Un soleil radieux régnait dehors, ponctué par une brise légère. C'était une belle journée.
L'Akashiwa prit une grande inspiration, puis contempla le paysage qui s'offrait à elle.
Elle avait emménagé dans un lotissement, d'où les pavillons qui s'étalaient sur plusieurs mètres. Ils se ressemblaient tous, à un ou deux détails près. Chacun disposait d'un étage, d'un garage, d'un petit jardin et d'une allée toute en gravier.
La rue était plutôt fréquentée, car quelques voitures y circulaient, ainsi que quelques enfants à vélo. Plusieurs personnes promenaient leurs chiens, d'autres leur bébés en poussettes.
L'adolescente passa le portail et partit en suivant les différents panneaux sur son trajet, qui indiquaient tous le centre-ville.

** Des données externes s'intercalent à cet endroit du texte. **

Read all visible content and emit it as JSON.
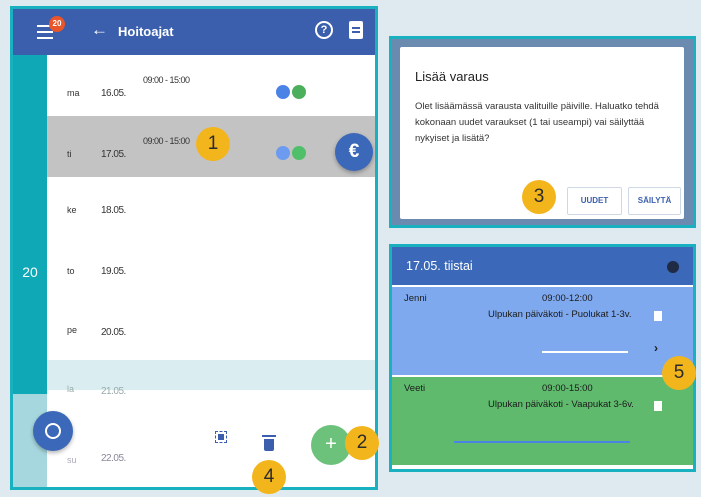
{
  "phone": {
    "notification_count": "20",
    "back_icon": "←",
    "title": "Hoitoajat",
    "help_icon": "?",
    "week_number": "20",
    "rows": [
      {
        "weekday": "ma",
        "date": "16.05.",
        "time": "09:00 - 15:00"
      },
      {
        "weekday": "ti",
        "date": "17.05.",
        "time": "09:00 - 15:00"
      },
      {
        "weekday": "ke",
        "date": "18.05.",
        "time": ""
      },
      {
        "weekday": "to",
        "date": "19.05.",
        "time": ""
      },
      {
        "weekday": "pe",
        "date": "20.05.",
        "time": ""
      },
      {
        "weekday": "la",
        "date": "21.05.",
        "time": ""
      },
      {
        "weekday": "su",
        "date": "22.05.",
        "time": ""
      }
    ],
    "euro_label": "€",
    "add_label": "+"
  },
  "callouts": [
    "1",
    "2",
    "3",
    "4",
    "5"
  ],
  "dialog": {
    "title": "Lisää varaus",
    "text": "Olet lisäämässä varausta valituille päiville. Haluatko tehdä kokonaan uudet varaukset (1 tai useampi) vai säilyttää nykyiset ja lisätä?",
    "button_new": "UUDET",
    "button_keep": "SÄILYTÄ"
  },
  "detail": {
    "title": "17.05. tiistai",
    "entries": [
      {
        "name": "Jenni",
        "time": "09:00-12:00",
        "place": "Ulpukan päiväkoti - Puolukat 1-3v.",
        "chevron": "›"
      },
      {
        "name": "Veeti",
        "time": "09:00-15:00",
        "place": "Ulpukan päiväkoti - Vaapukat 3-6v."
      }
    ]
  },
  "colors": {
    "appbar": "#3b5fad",
    "week_bar": "#0ea8b7",
    "callout": "#f3b51c",
    "child_blue": "#7fa9ee",
    "child_green": "#5fba6d"
  }
}
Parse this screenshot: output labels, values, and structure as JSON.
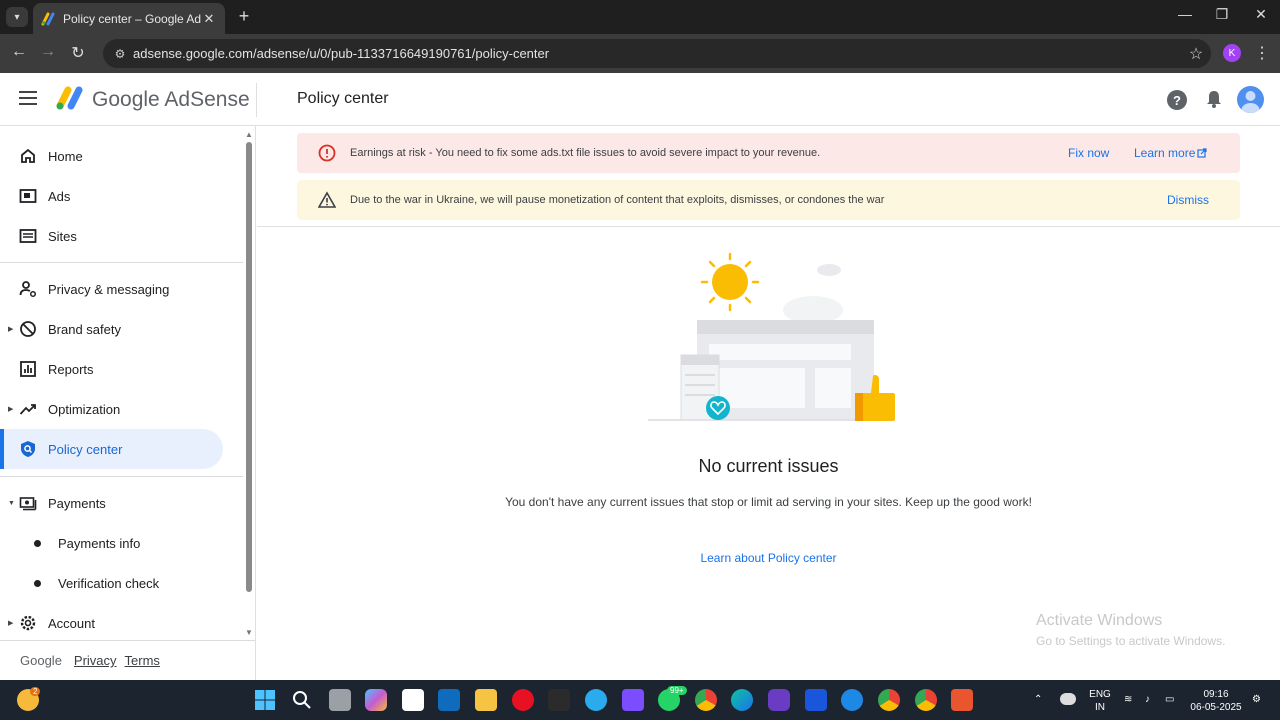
{
  "browser": {
    "tab_title": "Policy center – Google AdSense",
    "url": "adsense.google.com/adsense/u/0/pub-1133716649190761/policy-center",
    "profile_initial": "K"
  },
  "header": {
    "logo_text": "Google AdSense",
    "page_title": "Policy center"
  },
  "sidebar": {
    "items": [
      {
        "label": "Home"
      },
      {
        "label": "Ads"
      },
      {
        "label": "Sites"
      },
      {
        "label": "Privacy & messaging"
      },
      {
        "label": "Brand safety"
      },
      {
        "label": "Reports"
      },
      {
        "label": "Optimization"
      },
      {
        "label": "Policy center"
      },
      {
        "label": "Payments"
      },
      {
        "label": "Payments info"
      },
      {
        "label": "Verification check"
      },
      {
        "label": "Account"
      }
    ],
    "footer": {
      "brand": "Google",
      "privacy": "Privacy",
      "terms": "Terms"
    }
  },
  "banners": {
    "error": {
      "text": "Earnings at risk - You need to fix some ads.txt file issues to avoid severe impact to your revenue.",
      "fix": "Fix now",
      "learn": "Learn more"
    },
    "warning": {
      "text": "Due to the war in Ukraine, we will pause monetization of content that exploits, dismisses, or condones the war",
      "dismiss": "Dismiss"
    }
  },
  "main": {
    "empty_title": "No current issues",
    "empty_desc": "You don't have any current issues that stop or limit ad serving in your sites. Keep up the good work!",
    "learn_link": "Learn about Policy center"
  },
  "watermark": {
    "line1": "Activate Windows",
    "line2": "Go to Settings to activate Windows."
  },
  "taskbar": {
    "lang1": "ENG",
    "lang2": "IN",
    "time": "09:16",
    "date": "06-05-2025",
    "badge_weather": "2",
    "badge_whatsapp": "99+"
  },
  "colors": {
    "accent": "#1a73e8",
    "error_bg": "#fce8e6",
    "warn_bg": "#fef7e0",
    "error_icon": "#d93025"
  }
}
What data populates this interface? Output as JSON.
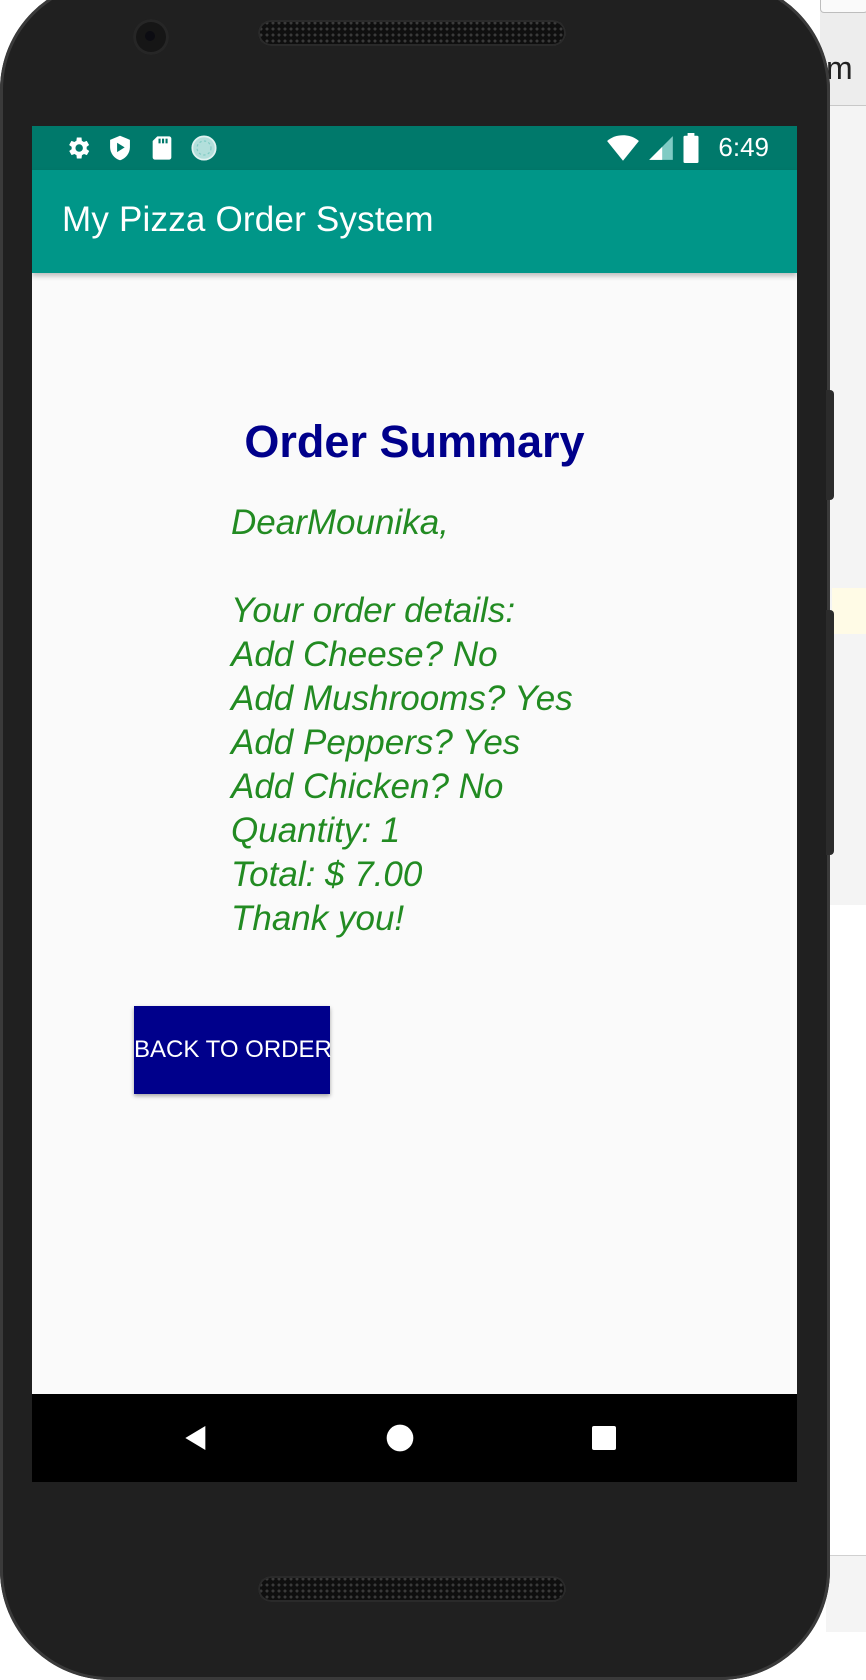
{
  "desktop": {
    "side_window_text": "m"
  },
  "status_bar": {
    "time": "6:49",
    "left_icons": [
      "settings-icon",
      "shield-play-icon",
      "sd-card-icon",
      "loading-circle-icon"
    ],
    "right_icons": [
      "wifi-icon",
      "signal-icon",
      "battery-icon"
    ]
  },
  "app_bar": {
    "title": "My Pizza Order System"
  },
  "summary": {
    "heading": "Order Summary",
    "lines": [
      "DearMounika,",
      "",
      "Your order details:",
      "Add Cheese? No",
      "Add Mushrooms? Yes",
      "Add Peppers? Yes",
      "Add Chicken? No",
      "Quantity: 1",
      "Total: $ 7.00",
      "Thank you!"
    ]
  },
  "buttons": {
    "back_to_order": "BACK TO ORDER"
  },
  "nav_bar": {
    "items": [
      "back-icon",
      "home-icon",
      "recents-icon"
    ]
  },
  "colors": {
    "status_bar": "#00796b",
    "app_bar": "#009688",
    "heading": "#00008b",
    "summary_text": "#228b22",
    "button": "#00008b"
  }
}
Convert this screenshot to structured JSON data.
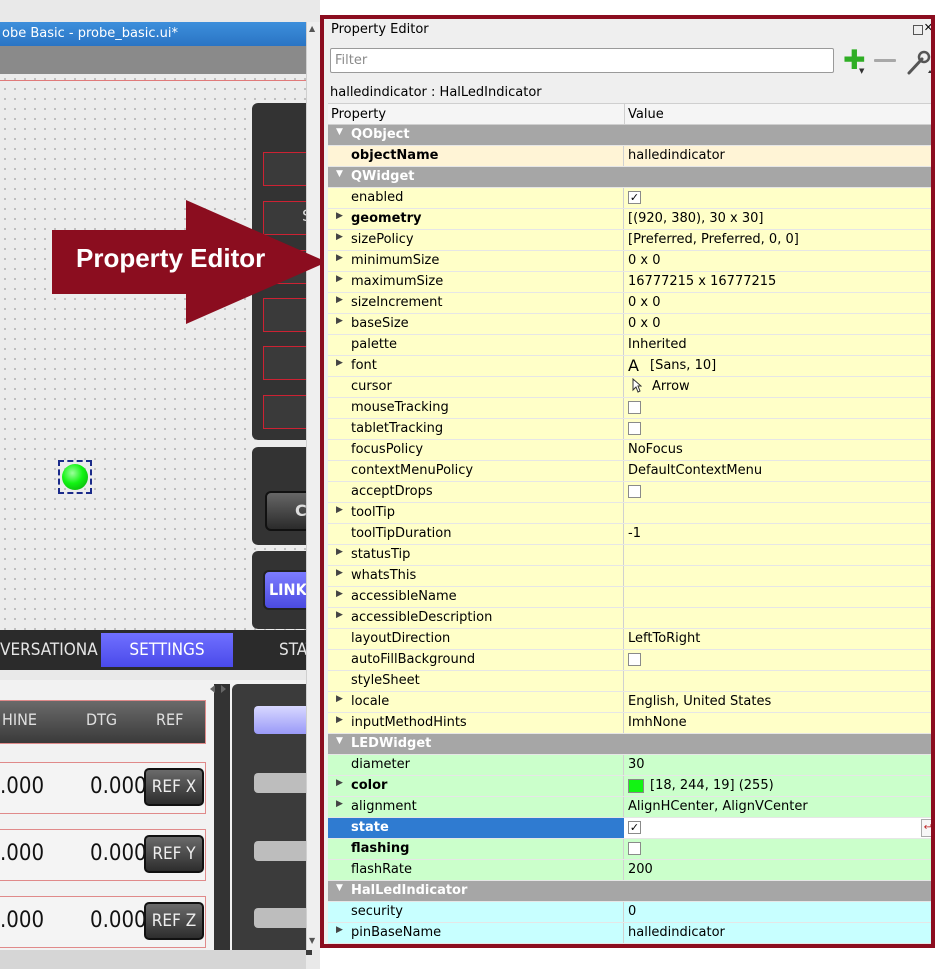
{
  "designer": {
    "window_title": "obe Basic - probe_basic.ui*",
    "cancel_fragment": "C",
    "link_fragment": "LINK A",
    "s_fragment": "S",
    "tabs": {
      "conversational": "VERSATIONAL",
      "settings": "SETTINGS",
      "status": "STAT"
    },
    "dro": {
      "headers": {
        "machine": "HINE",
        "dtg": "DTG",
        "ref": "REF"
      },
      "rows": [
        {
          "machine": ".000",
          "dtg": "0.000",
          "ref": "REF X"
        },
        {
          "machine": ".000",
          "dtg": "0.000",
          "ref": "REF Y"
        },
        {
          "machine": ".000",
          "dtg": "0.000",
          "ref": "REF Z"
        }
      ]
    },
    "led_color": "#12f413"
  },
  "callout": {
    "label": "Property Editor",
    "color": "#8b0d1f"
  },
  "property_editor": {
    "title": "Property Editor",
    "filter_placeholder": "Filter",
    "object_header": "halledindicator : HalLedIndicator",
    "columns": {
      "property": "Property",
      "value": "Value"
    },
    "rows": [
      {
        "kind": "group",
        "name": "QObject"
      },
      {
        "kind": "prop",
        "bg": "y2",
        "bold": true,
        "name": "objectName",
        "value": "halledindicator"
      },
      {
        "kind": "group",
        "name": "QWidget"
      },
      {
        "kind": "prop",
        "bg": "y",
        "name": "enabled",
        "check": true
      },
      {
        "kind": "prop",
        "bg": "y",
        "bold": true,
        "expand": true,
        "name": "geometry",
        "value": "[(920, 380), 30 x 30]"
      },
      {
        "kind": "prop",
        "bg": "y",
        "expand": true,
        "name": "sizePolicy",
        "value": "[Preferred, Preferred, 0, 0]"
      },
      {
        "kind": "prop",
        "bg": "y",
        "expand": true,
        "name": "minimumSize",
        "value": "0 x 0"
      },
      {
        "kind": "prop",
        "bg": "y",
        "expand": true,
        "name": "maximumSize",
        "value": "16777215 x 16777215"
      },
      {
        "kind": "prop",
        "bg": "y",
        "expand": true,
        "name": "sizeIncrement",
        "value": "0 x 0"
      },
      {
        "kind": "prop",
        "bg": "y",
        "expand": true,
        "name": "baseSize",
        "value": "0 x 0"
      },
      {
        "kind": "prop",
        "bg": "y",
        "name": "palette",
        "value": "Inherited"
      },
      {
        "kind": "prop",
        "bg": "y",
        "expand": true,
        "name": "font",
        "value": "[Sans, 10]",
        "icon": "font"
      },
      {
        "kind": "prop",
        "bg": "y",
        "name": "cursor",
        "value": "Arrow",
        "icon": "cursor"
      },
      {
        "kind": "prop",
        "bg": "y",
        "name": "mouseTracking",
        "check": false
      },
      {
        "kind": "prop",
        "bg": "y",
        "name": "tabletTracking",
        "check": false
      },
      {
        "kind": "prop",
        "bg": "y",
        "name": "focusPolicy",
        "value": "NoFocus"
      },
      {
        "kind": "prop",
        "bg": "y",
        "name": "contextMenuPolicy",
        "value": "DefaultContextMenu"
      },
      {
        "kind": "prop",
        "bg": "y",
        "name": "acceptDrops",
        "check": false
      },
      {
        "kind": "prop",
        "bg": "y",
        "expand": true,
        "name": "toolTip",
        "value": ""
      },
      {
        "kind": "prop",
        "bg": "y",
        "name": "toolTipDuration",
        "value": "-1"
      },
      {
        "kind": "prop",
        "bg": "y",
        "expand": true,
        "name": "statusTip",
        "value": ""
      },
      {
        "kind": "prop",
        "bg": "y",
        "expand": true,
        "name": "whatsThis",
        "value": ""
      },
      {
        "kind": "prop",
        "bg": "y",
        "expand": true,
        "name": "accessibleName",
        "value": ""
      },
      {
        "kind": "prop",
        "bg": "y",
        "expand": true,
        "name": "accessibleDescription",
        "value": ""
      },
      {
        "kind": "prop",
        "bg": "y",
        "name": "layoutDirection",
        "value": "LeftToRight"
      },
      {
        "kind": "prop",
        "bg": "y",
        "name": "autoFillBackground",
        "check": false
      },
      {
        "kind": "prop",
        "bg": "y",
        "name": "styleSheet",
        "value": ""
      },
      {
        "kind": "prop",
        "bg": "y",
        "expand": true,
        "name": "locale",
        "value": "English, United States"
      },
      {
        "kind": "prop",
        "bg": "y",
        "expand": true,
        "name": "inputMethodHints",
        "value": "ImhNone"
      },
      {
        "kind": "group",
        "name": "LEDWidget"
      },
      {
        "kind": "prop",
        "bg": "g",
        "name": "diameter",
        "value": "30"
      },
      {
        "kind": "prop",
        "bg": "g",
        "bold": true,
        "expand": true,
        "name": "color",
        "value": "[18, 244, 19] (255)",
        "icon": "swatch"
      },
      {
        "kind": "prop",
        "bg": "g",
        "expand": true,
        "name": "alignment",
        "value": "AlignHCenter, AlignVCenter"
      },
      {
        "kind": "prop",
        "bg": "sel",
        "bold": true,
        "name": "state",
        "check": true,
        "reset": true
      },
      {
        "kind": "prop",
        "bg": "g",
        "bold": true,
        "name": "flashing",
        "check": false
      },
      {
        "kind": "prop",
        "bg": "g",
        "name": "flashRate",
        "value": "200"
      },
      {
        "kind": "group",
        "name": "HalLedIndicator"
      },
      {
        "kind": "prop",
        "bg": "c",
        "name": "security",
        "value": "0"
      },
      {
        "kind": "prop",
        "bg": "c",
        "expand": true,
        "name": "pinBaseName",
        "value": "halledindicator"
      }
    ]
  }
}
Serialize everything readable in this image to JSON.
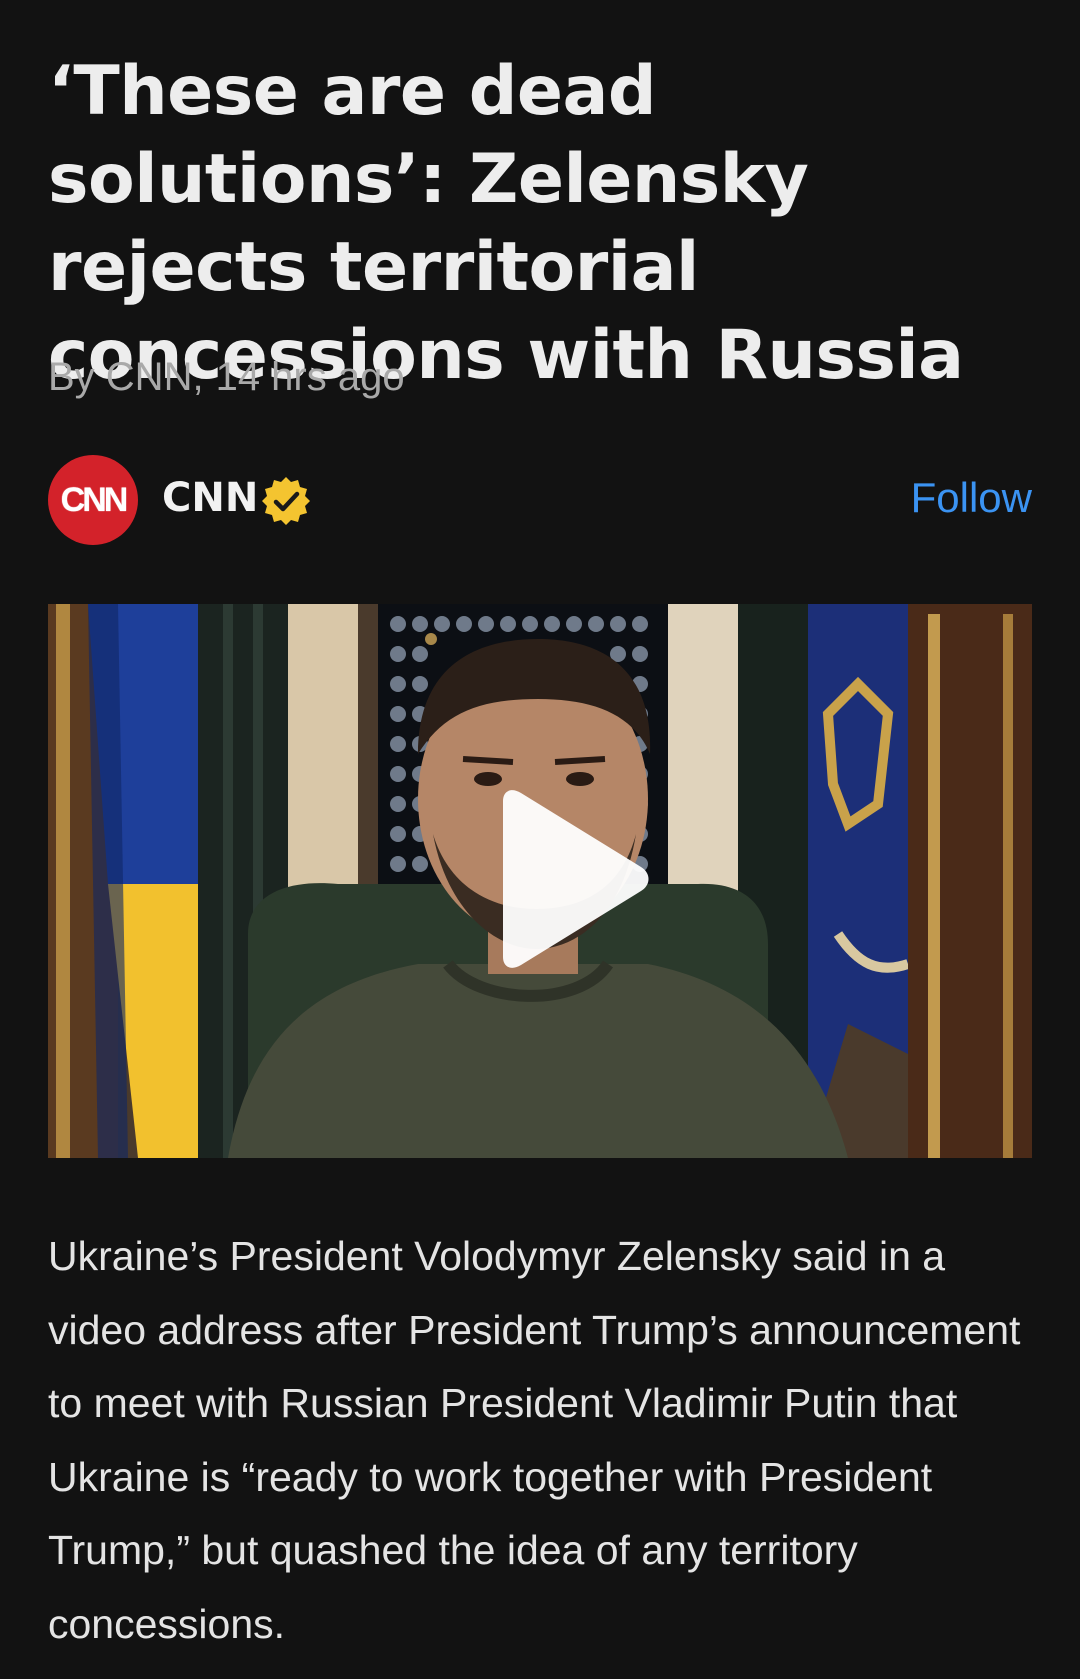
{
  "article": {
    "headline": "‘These are dead solutions’: Zelensky rejects territorial concessions with Russia",
    "byline_author": "By CNN,",
    "byline_time": "14 hrs ago",
    "body": "Ukraine’s President Volodymyr Zelensky said in a video address after President Trump’s announcement to meet with Russian President Vladimir Putin that Ukraine is “ready to work together with President Trump,” but quashed the idea of any territory concessions."
  },
  "source": {
    "logo_text": "CNN",
    "name": "CNN",
    "verified_icon": "verified-badge-icon",
    "follow_label": "Follow"
  },
  "video": {
    "play_icon": "play-icon"
  },
  "colors": {
    "background": "#121212",
    "accent_link": "#3b93f2",
    "logo_red": "#d3222a",
    "badge_yellow": "#f4c430"
  }
}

Si son lotissement était fréquenté, ce dernier était bondé. Difficile de marcher sur le trottoir sans se faire bousculer par des passants pressé, qui ne prenaient même plus la peine de s'excuser.
Elle interpella une personne au hasard pour lui demander comment se rendre au Lycée Hashirama. Autant connaître la route pour s'y rendre demain matin, jour de la vraie rentrée. Il désigna du doigt le chemin, puis elle continua tout droit, avant de finalement arriver à destination.
L'établissement était divisé en différents bâtiments ; une énorme cour les surplombait, avec deux grands chênes isolés à chaque extrémités. C'était tout simplement immense. Yugana allait hurler quand elle allait voir ça, n'étant dotée d'aucun sens de l'orientation.
Alors qu'elle revenait sur ses pas, elle se fit héler par un «Mademoiselle !» venu de derrière elle.
Elle se retourna pour apercevoir un jeune homme, qui avançait vers elle.
- Hm ? Fit la demoiselle en question.
- Excuse moi de te déranger, mais je voulais juste te dire que tu es tout simplement magnifique. Tu vas peut-être trouver ça stupide, mais je n'ai pas souvent l'occasion de croiser de beautés tel que toi. Susurra t-il avec un sourire charmeur.
Il se permettait de la tutoyer car elle avait l'air d'être du même âge que lui, voir plus jeune. Mais la jeune fille trouvait tout de même cela un peu déplacé, étant donné les circonstances.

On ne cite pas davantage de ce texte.